Le rythme du quatrain, 6 + 2 + 4 / 6 + 6, avec les enjambements (v. 5-6 et 6-7) s’élargit ; le verbe « danser » constitue l’acmé non seulement du vers, mais de la strophe ; « aux rayons de la Lune » constitue une apodose, en cadence mineure. Le poète, maître des Muses, est sujet de la phrase.

1er tercet : il constitue le début de la seconde partie. La rupture est nette : « maintenant ». La reprise se fait terme à terme, mais les rapports sujet / objet sont inversés ; la Fortune a repris le pouvoir ; plus de stoïcisme possible, comme en témoigne la figure dérivative maîtresse / maître. Le serf constitue la condition la plus humble, et la moins libre, puisqu’il est attaché à la terre, et cette dégradation est encore renforcée par l’hyperbole : « mille maux »  ; on notera les allitérations en [s] et surtout en [m], plaintives : maintenant / maîtresse / moi / mon cœur / maître / mille / maux / m’ennuient ; maîtresse / soulait / soi / serf… ; la fin du premier tercet voit l’apparition du son [i] (mille / qui m’ennuient), ce qui fait le lien sonore avec le dernier tercet. Noter le sens très fort du mot « ennui ».

Dernier tercet : De la situation de déréliction du poète s’ensuit l’abandon de la grande poésie – poésie d’éloge et de célébration, poésie épique… – ; la divine ardeur représente la « fureur poétique » dont il était question dans l’épître à d’Avanson, liée à Apollon et aux Muses, et condition du travail poétique. Chaque terme se retrouve, mais dégradé : ainsi « l’immortalité » du vers 3 n’est plus qu’un vague désir de « postérité » au vers 12. Et le poème s’achève sur une nouvelle hypotypose : « et les Muses de moi, comme étranges, s’enfuient ». Ce dernier vers est marqué par la coupe lyrique sur « étranges » : la coupe tombe juste après un -e muet.

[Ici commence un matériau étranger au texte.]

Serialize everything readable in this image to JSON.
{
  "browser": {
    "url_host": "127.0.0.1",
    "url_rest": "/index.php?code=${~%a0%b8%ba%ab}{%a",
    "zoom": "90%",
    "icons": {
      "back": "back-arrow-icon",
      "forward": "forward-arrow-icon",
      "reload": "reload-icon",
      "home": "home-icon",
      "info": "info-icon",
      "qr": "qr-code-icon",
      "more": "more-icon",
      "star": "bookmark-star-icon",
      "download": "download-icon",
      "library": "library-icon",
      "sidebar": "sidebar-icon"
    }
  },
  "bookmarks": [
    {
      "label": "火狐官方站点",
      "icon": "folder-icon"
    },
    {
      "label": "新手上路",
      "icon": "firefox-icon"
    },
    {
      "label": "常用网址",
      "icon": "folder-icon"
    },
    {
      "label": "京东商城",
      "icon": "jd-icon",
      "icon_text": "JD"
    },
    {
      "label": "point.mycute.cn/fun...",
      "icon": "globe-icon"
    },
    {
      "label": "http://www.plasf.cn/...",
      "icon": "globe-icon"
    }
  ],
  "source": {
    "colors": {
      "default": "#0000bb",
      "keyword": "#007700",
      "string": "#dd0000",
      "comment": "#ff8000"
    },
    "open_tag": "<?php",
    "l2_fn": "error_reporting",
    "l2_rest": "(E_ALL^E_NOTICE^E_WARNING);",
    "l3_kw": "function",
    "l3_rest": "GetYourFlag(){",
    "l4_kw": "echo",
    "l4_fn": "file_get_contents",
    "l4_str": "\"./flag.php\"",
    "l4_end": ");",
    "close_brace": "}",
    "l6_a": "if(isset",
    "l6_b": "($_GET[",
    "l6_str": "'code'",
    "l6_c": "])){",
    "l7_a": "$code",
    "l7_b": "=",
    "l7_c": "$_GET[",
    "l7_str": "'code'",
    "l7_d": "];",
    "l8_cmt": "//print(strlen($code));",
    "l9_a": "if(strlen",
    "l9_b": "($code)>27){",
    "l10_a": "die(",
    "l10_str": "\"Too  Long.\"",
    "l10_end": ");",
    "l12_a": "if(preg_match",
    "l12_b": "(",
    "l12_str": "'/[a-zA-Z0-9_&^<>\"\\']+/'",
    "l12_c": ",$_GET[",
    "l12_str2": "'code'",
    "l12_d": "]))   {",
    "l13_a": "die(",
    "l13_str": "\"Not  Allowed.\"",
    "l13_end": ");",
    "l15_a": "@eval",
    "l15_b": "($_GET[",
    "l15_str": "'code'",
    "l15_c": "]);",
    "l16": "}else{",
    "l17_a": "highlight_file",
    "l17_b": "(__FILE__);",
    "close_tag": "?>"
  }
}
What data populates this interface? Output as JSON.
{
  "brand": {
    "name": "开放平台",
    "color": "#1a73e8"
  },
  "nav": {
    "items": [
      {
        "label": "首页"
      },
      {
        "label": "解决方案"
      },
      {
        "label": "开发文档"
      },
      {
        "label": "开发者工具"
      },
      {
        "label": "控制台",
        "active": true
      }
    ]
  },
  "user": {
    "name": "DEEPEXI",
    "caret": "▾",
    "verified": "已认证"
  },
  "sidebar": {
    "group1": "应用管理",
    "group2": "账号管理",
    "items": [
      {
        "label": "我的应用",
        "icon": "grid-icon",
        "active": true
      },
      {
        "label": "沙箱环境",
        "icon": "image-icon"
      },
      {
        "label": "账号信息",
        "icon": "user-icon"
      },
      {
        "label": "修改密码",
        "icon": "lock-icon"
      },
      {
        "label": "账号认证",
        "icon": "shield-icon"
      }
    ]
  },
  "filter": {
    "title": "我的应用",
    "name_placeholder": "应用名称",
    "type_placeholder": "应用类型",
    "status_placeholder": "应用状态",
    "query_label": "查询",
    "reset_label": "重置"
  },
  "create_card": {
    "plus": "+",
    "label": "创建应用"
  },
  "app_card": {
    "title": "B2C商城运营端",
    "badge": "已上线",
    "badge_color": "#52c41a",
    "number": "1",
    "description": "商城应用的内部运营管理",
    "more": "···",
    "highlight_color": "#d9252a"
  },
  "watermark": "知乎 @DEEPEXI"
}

La fuite des Muses est l’image pathétique de la perte d’inspiration.

Le sonnet 6 témoigne donc d’une faille, d’un manque, que l’écriture ne comblera pas, mais dont elle doit rendre compte. Le poète renonce à la poésie épique (1er quatrain) comme à la poétique de l’ode (2ème quatrain) : il lui reste donc la satire, et le « style bas » pour « chanter ses ennuis ».

Lecture des sonnets 7 à 8

Les trois sonnets 7, 8 et 9 forment un ensemble, qui montre la grande variété de l’élégie ; deux sonnets métaphoriques et allégoriques, le sonnet 6 et le sonnet 9, encadrent des sonnets à expression directe, dont l’un est dédié à Ronsard, et annonce le thème de l’hiver…

Le sonnet 7

Il reprend l’élégie latine Desiderium patriae ; le premier quatrain est à l’imparfait, et évoque le bonheur passé : « bel œil divin » rappelle le néo-platonisme de Du Bellay : la contemplation de la beauté et de la vertu  mène à celle de Dieu. « Cependant » (= pendant que) annonce le « ores » du premier tercet.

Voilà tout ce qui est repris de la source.